Les contextes du récit

Pour apprécier pleinement le message de ce texte, nous devons le comprendre dans son contexte. Ou peut-être devrais-je dire dans ses contextes (au pluriel), parce qu’il y a différents contextes auxquels nous pouvons nous rapporter. D’abord, lorsqu’il s’agit d’un récit historique, il y a le contexte historique dans lequel la situation a eu lieu. Mais il y a aussi le contexte littéraire du passage. Et ceci est d’une importance fondamentale1.

Le livre de 1 Rois présente le règne d’Achab dans les chapitres 16.29 à 22.40. Dans cette section, le chapitre 20 raconte deux conflits militaires entre Achab et Ben-Hadad, roi de Syrie, qui se sont terminés par un traité de paix (1R 20.34). Le récit du chapitre 22 est lié à un troisième conflit, qui eut lieu trois ans après ce traité. Notre passage, tandis qu’il nous relate la mort d’Achab2, n’est pas seulement le récit de cette troisième guerre, il joue également un autre rôle important.

Les prophètes de cour prédisent la victoire (v. 1-14)

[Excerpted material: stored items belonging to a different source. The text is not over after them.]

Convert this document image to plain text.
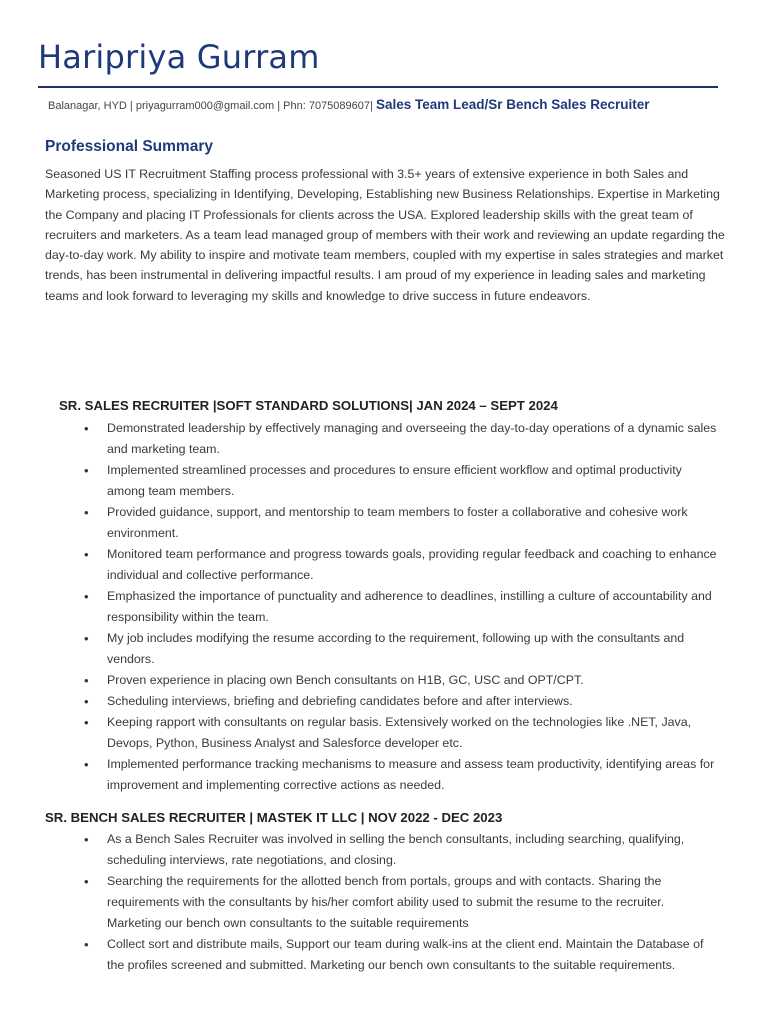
Haripriya Gurram
Balanagar, HYD | priyagurram000@gmail.com | Phn: 7075089607| Sales Team Lead/Sr Bench Sales Recruiter
Professional Summary

Seasoned US IT Recruitment Staffing process professional with 3.5+ years of extensive experience in both Sales and Marketing process, specializing in Identifying, Developing, Establishing new Business Relationships. Expertise in Marketing the Company and placing IT Professionals for clients across the USA. Explored leadership skills with the great team of recruiters and marketers. As a team lead managed group of members with their work and reviewing an update regarding the day-to-day work. My ability to inspire and motivate team members, coupled with my expertise in sales strategies and market trends, has been instrumental in delivering impactful results. I am proud of my experience in leading sales and marketing teams and look forward to leveraging my skills and knowledge to drive success in future endeavors.

SR. SALES RECRUITER |SOFT STANDARD SOLUTIONS| JAN 2024 – SEPT 2024
• Demonstrated leadership by effectively managing and overseeing the day-to-day operations of a dynamic sales and marketing team.
• Implemented streamlined processes and procedures to ensure efficient workflow and optimal productivity among team members.
• Provided guidance, support, and mentorship to team members to foster a collaborative and cohesive work environment.
• Monitored team performance and progress towards goals, providing regular feedback and coaching to enhance individual and collective performance.
• Emphasized the importance of punctuality and adherence to deadlines, instilling a culture of accountability and responsibility within the team.
• My job includes modifying the resume according to the requirement, following up with the consultants and vendors.
• Proven experience in placing own Bench consultants on H1B, GC, USC and OPT/CPT.
• Scheduling interviews, briefing and debriefing candidates before and after interviews.
• Keeping rapport with consultants on regular basis. Extensively worked on the technologies like .NET, Java, Devops, Python, Business Analyst and Salesforce developer etc.
• Implemented performance tracking mechanisms to measure and assess team productivity, identifying areas for improvement and implementing corrective actions as needed.
SR. BENCH SALES RECRUITER | MASTEK IT LLC | NOV 2022 - DEC 2023
• As a Bench Sales Recruiter was involved in selling the bench consultants, including searching, qualifying, scheduling interviews, rate negotiations, and closing.
• Searching the requirements for the allotted bench from portals, groups and with contacts. Sharing the requirements with the consultants by his/her comfort ability used to submit the resume to the recruiter. Marketing our bench own consultants to the suitable requirements
• Collect sort and distribute mails, Support our team during walk-ins at the client end. Maintain the Database of the profiles screened and submitted. Marketing our bench own consultants to the suitable requirements.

Le premier verset situe les événements à une époque précise. Trois ans se sont écoulés depuis la dernière bataille entre Aram et Israël (22.1). Nous n’allons pas traiter en détail la question des raisons pour lesquelles Achab voulait conquérir Ramoth-Galaad3. Relevons simplement que cette initiative s’inscrit dans le programme expansionniste d’Achab. C’est donc un projet dédié à nourrir son orgueil.

C’est plutôt à partir du verset 5, lorsque le roi de Juda demande à Achab de consulter l’Eternel, que le récit devient intéressant pour notre étude4. « Chercher » la parole de Yahvé avant une entreprise militaire était une activité importante5. La pratique consistant à consulter un dieu (ou les dieux) lors d’un projet de guerre était répandue dans le Proche-Orient ancien. Ici, il faut aussi considérer qui sont ceux qui parleront au nom de la divinité. Les commentateurs soulignent souvent le nombre de prophètes appelés pour cette séance : quatre cents. Beaucoup suggèrent un lien intéressant entre ce récit et l’histoire d’Elie et des prophètes de Baal en 1 Rois 186. Selon ce récit, Elie avait mis à mort quatre cent cinquante prophètes de Baal, mais il restait encore quatre cents prophètes d’Ashéra qui n’avaient pas été retrouvés. Certains lecteurs suggèrent que la mention des quatre cents prophètes en 1 Rois 22.6 fait précisément référence à ces individus7.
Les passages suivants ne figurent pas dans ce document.